Mais, au commencement de l'été, le maréchal et la duchesse du Luxembourg arrivent à leur château, qui est proche de la maisonnette de Montlouis, et voilà ses projets de retraite renversés. Le duc et la duchesse lui font quelques avances, et presque aussitôt il reprend ses chaînes. Chaînes moins lourdes, il est vrai, que celles de la Chevrette, Jean-Jacques fait ses conditions: on ne le recevra que dans l'intimité; on ne l'obligera pas à être des soupers. Il semble d'ailleurs que monsieur et madame de Luxembourg aient été beaucoup moins indiscrets avec lui que naguère madame d'Épinay. Mais, tout de même, ce n'est déjà plus la liberté. Notre faux Huron ne pouvait s'empêcher ni de la désirer, ni de l'abdiquer en des mains aristocratiques. Et tant de récidives nous feraient croire que, dans le fond, il aimait cette servitude-là.

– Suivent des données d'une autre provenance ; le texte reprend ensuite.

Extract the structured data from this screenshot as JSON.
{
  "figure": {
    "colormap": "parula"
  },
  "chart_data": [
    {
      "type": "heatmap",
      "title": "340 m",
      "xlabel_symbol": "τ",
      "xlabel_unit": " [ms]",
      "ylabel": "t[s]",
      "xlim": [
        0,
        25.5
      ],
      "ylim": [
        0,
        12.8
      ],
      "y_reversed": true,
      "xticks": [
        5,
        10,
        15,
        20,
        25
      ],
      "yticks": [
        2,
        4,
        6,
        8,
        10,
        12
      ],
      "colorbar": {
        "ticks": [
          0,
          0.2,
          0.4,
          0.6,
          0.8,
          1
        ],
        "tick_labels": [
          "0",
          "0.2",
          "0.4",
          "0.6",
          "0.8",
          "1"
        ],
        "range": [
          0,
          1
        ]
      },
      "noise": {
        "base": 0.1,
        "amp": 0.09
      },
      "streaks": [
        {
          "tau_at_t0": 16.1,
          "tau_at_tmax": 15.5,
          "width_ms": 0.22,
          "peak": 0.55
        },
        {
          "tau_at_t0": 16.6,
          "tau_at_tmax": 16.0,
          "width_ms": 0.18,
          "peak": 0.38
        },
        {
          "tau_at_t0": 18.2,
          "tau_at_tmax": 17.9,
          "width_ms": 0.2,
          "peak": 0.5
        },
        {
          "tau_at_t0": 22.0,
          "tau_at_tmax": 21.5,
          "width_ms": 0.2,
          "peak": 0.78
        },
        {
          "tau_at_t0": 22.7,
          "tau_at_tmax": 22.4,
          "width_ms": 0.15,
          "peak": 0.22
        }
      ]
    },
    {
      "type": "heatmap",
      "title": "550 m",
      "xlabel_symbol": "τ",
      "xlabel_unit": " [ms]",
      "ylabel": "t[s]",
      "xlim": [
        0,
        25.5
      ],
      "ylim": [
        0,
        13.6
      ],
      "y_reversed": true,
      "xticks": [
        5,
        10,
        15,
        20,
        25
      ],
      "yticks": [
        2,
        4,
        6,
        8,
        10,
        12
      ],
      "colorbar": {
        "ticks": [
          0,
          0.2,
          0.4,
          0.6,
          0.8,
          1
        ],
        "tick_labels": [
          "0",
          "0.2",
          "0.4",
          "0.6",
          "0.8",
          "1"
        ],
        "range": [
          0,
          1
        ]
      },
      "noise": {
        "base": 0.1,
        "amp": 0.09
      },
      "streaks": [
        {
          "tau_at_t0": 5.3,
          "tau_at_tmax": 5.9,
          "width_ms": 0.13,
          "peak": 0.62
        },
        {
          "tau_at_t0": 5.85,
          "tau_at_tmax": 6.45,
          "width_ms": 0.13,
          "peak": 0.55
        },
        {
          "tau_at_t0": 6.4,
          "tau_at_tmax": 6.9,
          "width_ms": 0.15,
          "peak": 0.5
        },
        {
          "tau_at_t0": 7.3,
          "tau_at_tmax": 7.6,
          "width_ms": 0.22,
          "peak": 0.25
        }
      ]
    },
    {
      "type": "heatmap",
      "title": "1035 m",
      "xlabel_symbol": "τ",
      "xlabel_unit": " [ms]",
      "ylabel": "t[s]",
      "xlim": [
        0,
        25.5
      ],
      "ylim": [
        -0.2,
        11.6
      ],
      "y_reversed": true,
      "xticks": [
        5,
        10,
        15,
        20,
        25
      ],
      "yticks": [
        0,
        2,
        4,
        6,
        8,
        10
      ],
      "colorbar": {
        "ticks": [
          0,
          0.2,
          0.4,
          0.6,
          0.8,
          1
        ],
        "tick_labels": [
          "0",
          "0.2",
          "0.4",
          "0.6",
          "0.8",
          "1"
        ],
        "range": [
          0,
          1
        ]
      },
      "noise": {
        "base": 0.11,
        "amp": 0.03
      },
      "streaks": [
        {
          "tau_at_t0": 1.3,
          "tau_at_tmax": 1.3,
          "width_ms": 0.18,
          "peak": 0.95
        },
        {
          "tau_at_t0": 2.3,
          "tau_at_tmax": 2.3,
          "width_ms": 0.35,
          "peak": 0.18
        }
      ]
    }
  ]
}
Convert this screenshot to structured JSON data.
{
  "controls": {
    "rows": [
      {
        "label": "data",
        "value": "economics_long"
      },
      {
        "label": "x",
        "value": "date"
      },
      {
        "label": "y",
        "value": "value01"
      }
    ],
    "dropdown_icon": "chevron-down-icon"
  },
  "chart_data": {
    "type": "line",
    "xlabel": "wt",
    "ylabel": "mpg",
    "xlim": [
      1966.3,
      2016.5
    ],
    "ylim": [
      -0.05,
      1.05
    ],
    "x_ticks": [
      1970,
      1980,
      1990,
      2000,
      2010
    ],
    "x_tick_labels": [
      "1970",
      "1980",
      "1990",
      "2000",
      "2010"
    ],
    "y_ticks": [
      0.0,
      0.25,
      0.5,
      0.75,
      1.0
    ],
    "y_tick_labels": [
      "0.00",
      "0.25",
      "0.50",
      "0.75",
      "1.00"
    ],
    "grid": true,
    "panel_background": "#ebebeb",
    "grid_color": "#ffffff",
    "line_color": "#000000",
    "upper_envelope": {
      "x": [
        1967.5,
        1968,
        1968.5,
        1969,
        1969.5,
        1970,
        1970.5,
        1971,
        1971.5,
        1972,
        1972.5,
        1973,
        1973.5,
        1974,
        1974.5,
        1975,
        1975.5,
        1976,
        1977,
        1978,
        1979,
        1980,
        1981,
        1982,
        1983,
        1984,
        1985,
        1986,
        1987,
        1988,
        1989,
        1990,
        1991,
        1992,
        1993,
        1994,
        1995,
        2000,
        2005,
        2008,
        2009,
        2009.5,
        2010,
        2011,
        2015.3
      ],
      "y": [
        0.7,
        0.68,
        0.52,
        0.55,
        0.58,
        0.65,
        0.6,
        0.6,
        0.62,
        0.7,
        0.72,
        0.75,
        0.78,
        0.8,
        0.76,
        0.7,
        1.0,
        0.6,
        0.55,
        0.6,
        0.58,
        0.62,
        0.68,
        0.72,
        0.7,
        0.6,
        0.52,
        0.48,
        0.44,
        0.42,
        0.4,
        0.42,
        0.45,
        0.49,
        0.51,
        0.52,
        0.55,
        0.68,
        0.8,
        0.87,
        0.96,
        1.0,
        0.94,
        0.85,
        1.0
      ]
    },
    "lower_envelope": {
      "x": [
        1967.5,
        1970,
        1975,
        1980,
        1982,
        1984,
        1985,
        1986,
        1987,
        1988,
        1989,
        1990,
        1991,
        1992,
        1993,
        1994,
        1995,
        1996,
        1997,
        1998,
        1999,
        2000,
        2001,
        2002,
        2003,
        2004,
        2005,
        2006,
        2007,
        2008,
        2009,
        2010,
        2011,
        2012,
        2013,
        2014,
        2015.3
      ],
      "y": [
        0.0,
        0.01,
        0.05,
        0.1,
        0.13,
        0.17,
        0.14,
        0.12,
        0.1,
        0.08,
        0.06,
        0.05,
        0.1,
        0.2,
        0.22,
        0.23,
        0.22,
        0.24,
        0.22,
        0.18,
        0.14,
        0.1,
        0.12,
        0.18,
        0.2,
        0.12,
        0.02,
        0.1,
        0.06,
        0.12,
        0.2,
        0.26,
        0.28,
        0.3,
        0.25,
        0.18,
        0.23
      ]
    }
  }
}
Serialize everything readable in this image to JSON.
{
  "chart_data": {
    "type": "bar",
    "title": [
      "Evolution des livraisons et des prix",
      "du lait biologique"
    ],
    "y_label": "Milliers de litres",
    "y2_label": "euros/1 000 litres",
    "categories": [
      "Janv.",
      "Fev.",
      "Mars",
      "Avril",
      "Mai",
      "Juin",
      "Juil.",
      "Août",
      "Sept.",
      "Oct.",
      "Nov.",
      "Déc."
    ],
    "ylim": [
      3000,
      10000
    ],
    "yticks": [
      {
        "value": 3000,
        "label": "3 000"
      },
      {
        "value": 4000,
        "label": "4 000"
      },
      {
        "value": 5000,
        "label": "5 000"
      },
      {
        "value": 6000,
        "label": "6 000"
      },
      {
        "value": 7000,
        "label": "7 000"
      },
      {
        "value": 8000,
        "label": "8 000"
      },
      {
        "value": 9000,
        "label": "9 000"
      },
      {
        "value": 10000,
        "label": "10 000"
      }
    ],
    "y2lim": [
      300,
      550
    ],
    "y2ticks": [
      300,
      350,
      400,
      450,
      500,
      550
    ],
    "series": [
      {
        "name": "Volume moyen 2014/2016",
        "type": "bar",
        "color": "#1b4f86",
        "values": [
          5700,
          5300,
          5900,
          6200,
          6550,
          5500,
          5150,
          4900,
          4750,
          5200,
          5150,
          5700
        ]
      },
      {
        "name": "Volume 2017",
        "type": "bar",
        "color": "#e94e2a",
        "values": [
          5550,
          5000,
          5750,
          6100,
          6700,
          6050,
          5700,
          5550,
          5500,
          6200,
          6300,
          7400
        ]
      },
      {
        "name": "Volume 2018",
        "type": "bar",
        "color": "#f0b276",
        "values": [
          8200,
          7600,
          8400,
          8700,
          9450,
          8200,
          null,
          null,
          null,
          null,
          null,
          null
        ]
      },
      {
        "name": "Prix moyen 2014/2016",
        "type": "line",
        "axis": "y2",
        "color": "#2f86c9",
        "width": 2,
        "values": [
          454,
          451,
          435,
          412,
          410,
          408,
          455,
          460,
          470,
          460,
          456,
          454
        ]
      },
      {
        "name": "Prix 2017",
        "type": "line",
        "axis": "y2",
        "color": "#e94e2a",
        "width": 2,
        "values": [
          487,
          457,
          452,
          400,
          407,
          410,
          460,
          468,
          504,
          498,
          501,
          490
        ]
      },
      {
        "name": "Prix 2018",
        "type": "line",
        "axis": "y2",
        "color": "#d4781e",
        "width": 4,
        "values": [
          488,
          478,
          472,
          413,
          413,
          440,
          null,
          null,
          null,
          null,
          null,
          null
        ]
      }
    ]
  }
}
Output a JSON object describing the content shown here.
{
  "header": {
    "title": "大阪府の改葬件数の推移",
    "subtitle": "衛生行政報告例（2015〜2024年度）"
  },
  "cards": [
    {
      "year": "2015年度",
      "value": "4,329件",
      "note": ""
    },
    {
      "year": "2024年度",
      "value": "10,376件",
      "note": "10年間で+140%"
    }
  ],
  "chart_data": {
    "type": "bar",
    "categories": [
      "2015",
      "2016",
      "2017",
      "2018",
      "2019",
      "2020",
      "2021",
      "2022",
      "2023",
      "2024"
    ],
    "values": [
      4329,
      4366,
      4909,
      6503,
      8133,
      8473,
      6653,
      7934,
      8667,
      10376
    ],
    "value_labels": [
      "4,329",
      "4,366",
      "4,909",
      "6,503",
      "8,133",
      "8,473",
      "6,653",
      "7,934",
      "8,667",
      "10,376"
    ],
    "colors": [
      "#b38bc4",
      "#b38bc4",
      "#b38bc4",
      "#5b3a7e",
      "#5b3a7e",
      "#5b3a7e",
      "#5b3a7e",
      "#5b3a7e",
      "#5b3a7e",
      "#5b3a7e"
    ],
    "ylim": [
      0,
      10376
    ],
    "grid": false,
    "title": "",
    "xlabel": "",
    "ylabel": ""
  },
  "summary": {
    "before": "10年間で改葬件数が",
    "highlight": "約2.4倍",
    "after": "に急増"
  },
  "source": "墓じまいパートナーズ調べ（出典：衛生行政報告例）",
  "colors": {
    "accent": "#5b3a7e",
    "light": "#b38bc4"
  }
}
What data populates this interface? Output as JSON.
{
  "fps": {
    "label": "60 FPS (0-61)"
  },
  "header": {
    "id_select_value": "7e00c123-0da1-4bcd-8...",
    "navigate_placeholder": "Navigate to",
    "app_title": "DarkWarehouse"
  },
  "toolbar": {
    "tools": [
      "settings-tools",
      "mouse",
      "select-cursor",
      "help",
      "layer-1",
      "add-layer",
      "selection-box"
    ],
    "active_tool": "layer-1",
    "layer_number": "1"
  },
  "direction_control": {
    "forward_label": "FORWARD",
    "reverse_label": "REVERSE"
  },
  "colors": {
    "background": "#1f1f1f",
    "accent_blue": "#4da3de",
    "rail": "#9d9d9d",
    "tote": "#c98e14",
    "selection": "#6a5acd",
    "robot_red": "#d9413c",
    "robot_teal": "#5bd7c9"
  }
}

Il est vrai qu'il était tombé, cette fois, sur des gens qui ne la lui faisaient pas trop sentir.

Le maréchal de Luxembourg était un excellent homme, de façons simples et cordiales. Il prit tout de suite Jean-Jacques par sa bonhomie. Il l'appelait son cher ami. Jean-Jacques se mit à l'adorer, car il allait toujours, pour commencer, jusqu'à l'adoration. Mais tout de même le rang du maréchal lui en imposait. Il paraît, dans ses lettres, songer à ce rang plus que n'y songeait le bon maréchal lui-même. Et cependant Jean-Jacques veut garder l'allure d'un homme libre, que les grandeurs n'éblouissent point. Et de là bien des embarras:

Vos bontés, écrit-il au maréchal, m'ont mis dans une perplexité qui augmente le désir de n'en être pas indigne. Je conçois comment on rejette avec un regard froid et repoussant les avances des grands qu'on n'estime pas: mais comment, sans m'oublier, en userais-je avec vous, monsieur, que mon cœur honore, avec vous que je rechercherais si vous étiez mon égal? N'ayant jamais voulu vivre qu'avec mes amis, je n'ai qu'un langage, celui de l'amitié, de la familiarité. Je n'ignore pas combien, de mon état au vôtre, il faut modifier ce langage: je sais que mon respect pour votre personne ne me dispense pas de celui que je dois à votre rang... Je suis toujours dans le doute de manquer à vous ou à moi, d'être familier ou rampant...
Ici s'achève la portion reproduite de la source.